Long before Lupita Nyong’o won an Oscar for her first major movie role (Patsey in 12 Years a Slave) and graced the covers of Vogue, Marie Claire and People, she was a 16-year-old from Kenya moving halfway around the world by herself to study in Mexico, where her parents lived when she was born. She says she was “excited but mainly terrified.” But she set off with courage, which is not to be mistaken for fearlessness. “Courage is acknowledging fear and taking action in spite of it,” Nyong’o says.
Strength in Experience
Knowing that she could always go back home “to loving, accepting arms” helped Nyong’o make that big move. It was just the first of many brave acts, the starting steps on a path that would lead her to a success where she is known as much for her smarts as for her talent. She has since come to see that “our challenges in life have the equal chance of building us up or breaking us down, depending on how we absorb and interpret them,” she says. Yes, what doesn’t kill us makes us stronger. But “I think the power of that statement lies in how much you are willing to believe it,” Nyong’o adds.
Dealing with Self-Doubt
As an example, she points to her experience of being cast in 12 Years a Slave when she was still at the Yale School of Drama: “I was panicking a lot about it, certain that I would fail miserably at the role because I had no experience working on such a big film with such big people. It was bound to be the biggest challenge of my life.” She expressed her fears to her counselor, who had her imagine the worst that could happen—“I imagined forgetting my lines, being the weak link of the cast, getting fired and replaced, being blacklisted in Hollywood even before I could be on a list,” recalls Nyong’o, who says that she then “basically cried a river of all the woes that lay ahead of me” before her advisor asked, “And then what happens next?”
“I paused and gave it some serious thought,” Nyong’o says. “And then I burst out laughing and said, ‘I guess life goes on.’” The exercise taught Nyong’o the importance of good mental habits. “I felt such a relief in that moment and free enough from the demon that was my self-doubt, that I could actually go away and do the work that I needed to do to prepare for the role,” she says.
More Secrets to Her Success
If Nyong’o seems wise beyond her 31 years, it’s partly because she has the savvy to listen to, and learn from, her parents. Four lessons she says she has taken to heart:
1. “My parents taught me, in action more than in words, to never pretend to be someone I am not—except when I am acting, of course!”
2. “My mother is NEVER ashamed to admit she doesn’t know something, and I have witnessed her admit this and retain her dignity. That is a quality I truly admire about her and one that I have very consciously strived to espouse.”
3. “All my conscious life, my father has fought for what he believed in, even when it was highly inconvenient. Integrity is a quality I insist on in my relationships because of his example.”

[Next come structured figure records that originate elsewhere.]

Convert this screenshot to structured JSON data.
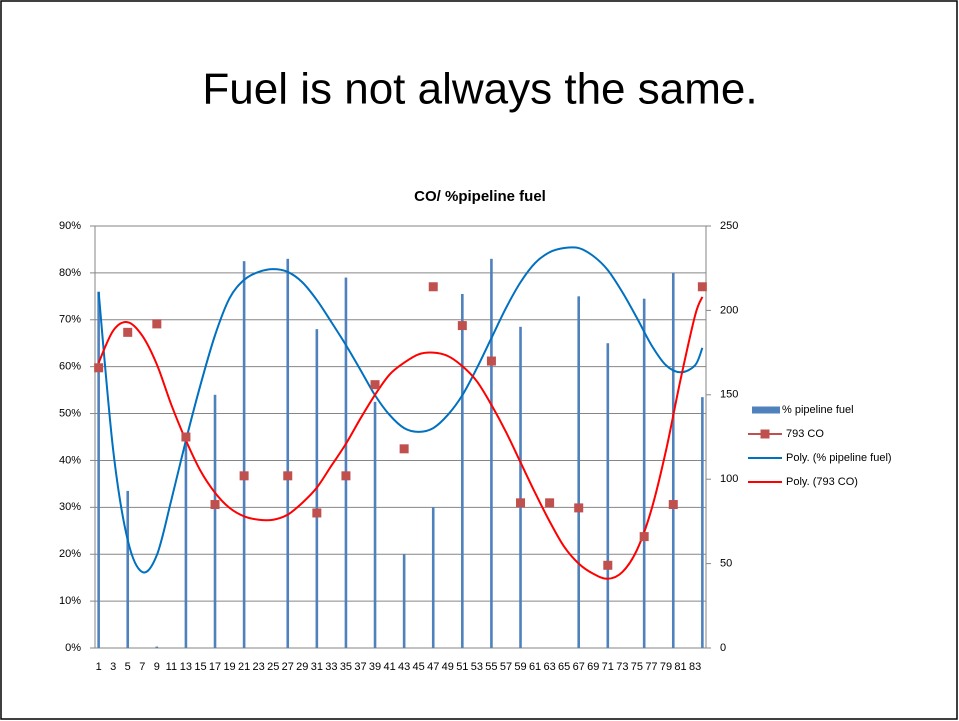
{
  "slide_title": "Fuel is not always the same.",
  "chart_data": {
    "type": "bar",
    "title": "CO/ %pipeline fuel",
    "categories": [
      1,
      null,
      3,
      null,
      5,
      null,
      7,
      null,
      9,
      null,
      11,
      null,
      13,
      null,
      15,
      null,
      17,
      null,
      19,
      null,
      21,
      null,
      23,
      null,
      25,
      null,
      27,
      null,
      29,
      null,
      31,
      null,
      33,
      null,
      35,
      null,
      37,
      null,
      39,
      null,
      41,
      null,
      43,
      null,
      45,
      null,
      47,
      null,
      49,
      null,
      51,
      null,
      53,
      null,
      55,
      null,
      57,
      null,
      59,
      null,
      61,
      null,
      63,
      null,
      65,
      null,
      67,
      null,
      69,
      null,
      71,
      null,
      73,
      null,
      75,
      null,
      77,
      null,
      79,
      null,
      81,
      null,
      83,
      null
    ],
    "series": [
      {
        "name": "% pipeline fuel",
        "type": "bar",
        "color": "#4f81bd",
        "values": [
          76,
          null,
          null,
          null,
          33.5,
          null,
          null,
          null,
          0.3,
          null,
          null,
          null,
          45,
          null,
          null,
          null,
          54,
          null,
          null,
          null,
          82.5,
          null,
          null,
          null,
          null,
          null,
          83,
          null,
          null,
          null,
          68,
          null,
          null,
          null,
          79,
          null,
          null,
          null,
          52.5,
          null,
          null,
          null,
          20,
          null,
          null,
          null,
          30,
          null,
          null,
          null,
          75.5,
          null,
          null,
          null,
          83,
          null,
          null,
          null,
          68.5,
          null,
          null,
          null,
          null,
          null,
          null,
          null,
          75,
          null,
          null,
          null,
          65,
          null,
          null,
          null,
          null,
          74.5,
          null,
          null,
          null,
          80,
          null,
          null,
          null,
          53.5
        ]
      },
      {
        "name": "793 CO",
        "type": "marker",
        "axis": "y2",
        "color": "#c0504d",
        "values": [
          166,
          null,
          null,
          null,
          187,
          null,
          null,
          null,
          192,
          null,
          null,
          null,
          125,
          null,
          null,
          null,
          85,
          null,
          null,
          null,
          102,
          null,
          null,
          null,
          null,
          null,
          102,
          null,
          null,
          null,
          80,
          null,
          null,
          null,
          102,
          null,
          null,
          null,
          156,
          null,
          null,
          null,
          118,
          null,
          null,
          null,
          214,
          null,
          null,
          null,
          191,
          null,
          null,
          null,
          170,
          null,
          null,
          null,
          86,
          null,
          null,
          null,
          86,
          null,
          null,
          null,
          83,
          null,
          null,
          null,
          49,
          null,
          null,
          null,
          null,
          66,
          null,
          null,
          null,
          85,
          null,
          null,
          null,
          214
        ]
      },
      {
        "name": "Poly. (% pipeline fuel)",
        "type": "trend",
        "color": "#0070c0",
        "x": [
          1,
          3,
          5,
          7,
          9,
          11,
          13,
          15,
          17,
          19,
          21,
          23,
          25,
          27,
          29,
          31,
          33,
          35,
          37,
          39,
          41,
          43,
          45,
          47,
          49,
          51,
          53,
          55,
          57,
          59,
          61,
          63,
          65,
          67,
          69,
          71,
          73,
          75,
          77,
          79,
          81,
          83,
          84
        ],
        "values": [
          75.9,
          42.2,
          23.0,
          16.2,
          19.8,
          31.6,
          44.3,
          56.1,
          66.7,
          74.6,
          78.5,
          80.2,
          80.8,
          80.2,
          78.0,
          74.2,
          69.5,
          64.6,
          59.3,
          53.9,
          49.7,
          46.9,
          46.1,
          46.9,
          49.7,
          53.9,
          59.7,
          66.1,
          72.5,
          78.0,
          82.1,
          84.4,
          85.3,
          85.3,
          83.6,
          80.6,
          75.9,
          70.4,
          64.6,
          60.3,
          58.8,
          60.3,
          64.0
        ]
      },
      {
        "name": "Poly. (793 CO)",
        "type": "trend",
        "axis": "y2",
        "color": "#ff0000",
        "x": [
          1,
          3,
          5,
          7,
          9,
          11,
          13,
          15,
          17,
          19,
          21,
          23,
          25,
          27,
          29,
          31,
          33,
          35,
          37,
          39,
          41,
          43,
          45,
          47,
          49,
          51,
          53,
          55,
          57,
          59,
          61,
          63,
          65,
          67,
          69,
          71,
          73,
          75,
          77,
          79,
          81,
          83,
          84
        ],
        "values": [
          169,
          188,
          193,
          185,
          168,
          144,
          123,
          105,
          92,
          83,
          78,
          76,
          76,
          79,
          86,
          95,
          108,
          121,
          136,
          150,
          162,
          169,
          174,
          175,
          173,
          167,
          158,
          144,
          128,
          110,
          92,
          75,
          60,
          50,
          44,
          41,
          45,
          58,
          82,
          117,
          159,
          197,
          208
        ]
      }
    ],
    "ylim": [
      0,
      90
    ],
    "yticks": [
      {
        "value": 0,
        "label": "0%"
      },
      {
        "value": 10,
        "label": "10%"
      },
      {
        "value": 20,
        "label": "20%"
      },
      {
        "value": 30,
        "label": "30%"
      },
      {
        "value": 40,
        "label": "40%"
      },
      {
        "value": 50,
        "label": "50%"
      },
      {
        "value": 60,
        "label": "60%"
      },
      {
        "value": 70,
        "label": "70%"
      },
      {
        "value": 80,
        "label": "80%"
      },
      {
        "value": 90,
        "label": "90%"
      }
    ],
    "y2lim": [
      0,
      250
    ],
    "y2ticks": [
      0,
      50,
      100,
      150,
      200,
      250
    ],
    "grid": true,
    "legend": "right"
  }
}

4. “And together, my parents have taught me the value of friendship. Just the other day my mother reminded me that the value of life is not what you do, but who you are to those you call friends. My parents have invested in some quality friendships over the years. To this day I call their close friends my aunts and uncles. They have been my foster parents in the foreign countries that I have called home over the years. They have loved me like a daughter because of how much they love my parents. And my parents have instilled in me the conviction to foster those relationships, make them my own, and never take them for granted.”
Feeding Her Soul
Finally, as crazed as life can get, Nyong’o is mindful not to neglect her inner life. A self-proclaimed avid listener of “This American Life,” and a few years back of Marianne Williamson’s podcast, “Miracle Thought,” she feeds her soul primarily through her ears. “If I were to develop a sixth sense, it would be Clairaudience,” she says. “I love feeding my soul by listening to things: stories, talks, news, music. Listening activates my imagination.”
Lupita Nyong’o won an Academy Award for Best Supporting Actress as well as the Screen Actors Guild Award and Critics’ Choice Award. This past summer she joined the cast of the J.J. Abrams-directed Star Wars: Episode VII. Next she will lend her voice to Jon Favreau’s The Jungle Book and co-produce and star in a film based on Chimamanda Ngozi Adichie’s novel Americanah. Nyong’o is a graduate of the Yale School of Drama.